Il gruppo, aperto sei anni fa, negli ultimi giorni aveva visto un boom di iscritti: oltre 32mila membri, con seimila nuove adesioni solo nell’ultima settimana. Gli utenti condividevano, spesso in forma anonima, immagini di donne spacciate per “le proprie mogli”: modelle rubate dal web, scatti generati dall’Intelligenza artificiale e, in alcuni casi, foto che sembravano provenire dalla vita privata. Dettagli di corpi femminili – cosce, décolleté, piedi – venivano esposti al pubblico giudizio, quasi sempre accompagnati da commenti volgari e sessisti.

Non si trattava solo di “goliardia”: il meccanismo si fondava sulla spettacolarizzazione non consensuale dell’immagine femminile, con utenti che arrivavano perfino a vantarsi di aver pubblicato senza permesso. La legge italiana, però, parla chiaro: l’articolo 10 del Codice civile punisce l’abuso dell’immagine altrui se lesivo del decoro o della reputazione; la legge sul diritto d’autore vieta la diffusione di ritratti senza consenso; il codice penale (art. 615-bis) sanziona la diffusione di immagini private. Eppure, nonostante i richiami e le segnalazioni alla Polizia Postale, gli iscritti non avevano smesso: anzi, tra insulti e minacce, il gruppo si era trasformato in un ring digitale.

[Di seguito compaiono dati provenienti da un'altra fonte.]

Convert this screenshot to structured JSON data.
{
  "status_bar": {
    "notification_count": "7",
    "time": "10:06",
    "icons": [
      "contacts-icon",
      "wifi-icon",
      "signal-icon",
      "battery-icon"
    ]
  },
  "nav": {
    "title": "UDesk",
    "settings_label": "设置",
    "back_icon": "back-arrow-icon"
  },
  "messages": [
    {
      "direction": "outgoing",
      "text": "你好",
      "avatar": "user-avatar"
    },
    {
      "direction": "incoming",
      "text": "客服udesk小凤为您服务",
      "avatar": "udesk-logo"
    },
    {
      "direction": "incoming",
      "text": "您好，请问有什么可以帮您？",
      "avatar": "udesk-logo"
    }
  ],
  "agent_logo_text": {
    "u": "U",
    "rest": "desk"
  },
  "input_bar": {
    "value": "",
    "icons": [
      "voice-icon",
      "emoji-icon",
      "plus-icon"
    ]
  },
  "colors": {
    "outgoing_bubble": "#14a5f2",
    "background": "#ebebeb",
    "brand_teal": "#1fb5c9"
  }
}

A chiedere lo stop erano intervenuti anche i parlamentari Pd della Commissione Femminicidio, che hanno definito il fenomeno “sconcertante e inaccettabile, specchio di una cultura di sopraffazione che ignora il consenso delle donne”. Solo oggi, a ora di pranzo, Meta ha finalmente chiuso il gruppo, motivando la decisione con la violazione delle policy contro lo sfruttamento sessuale.

Resta un interrogativo: molti iscritti, come già accennato nei commenti, potrebbero essersi trasferiti in nuovi gruppi privati. La battaglia, dunque, non è finita.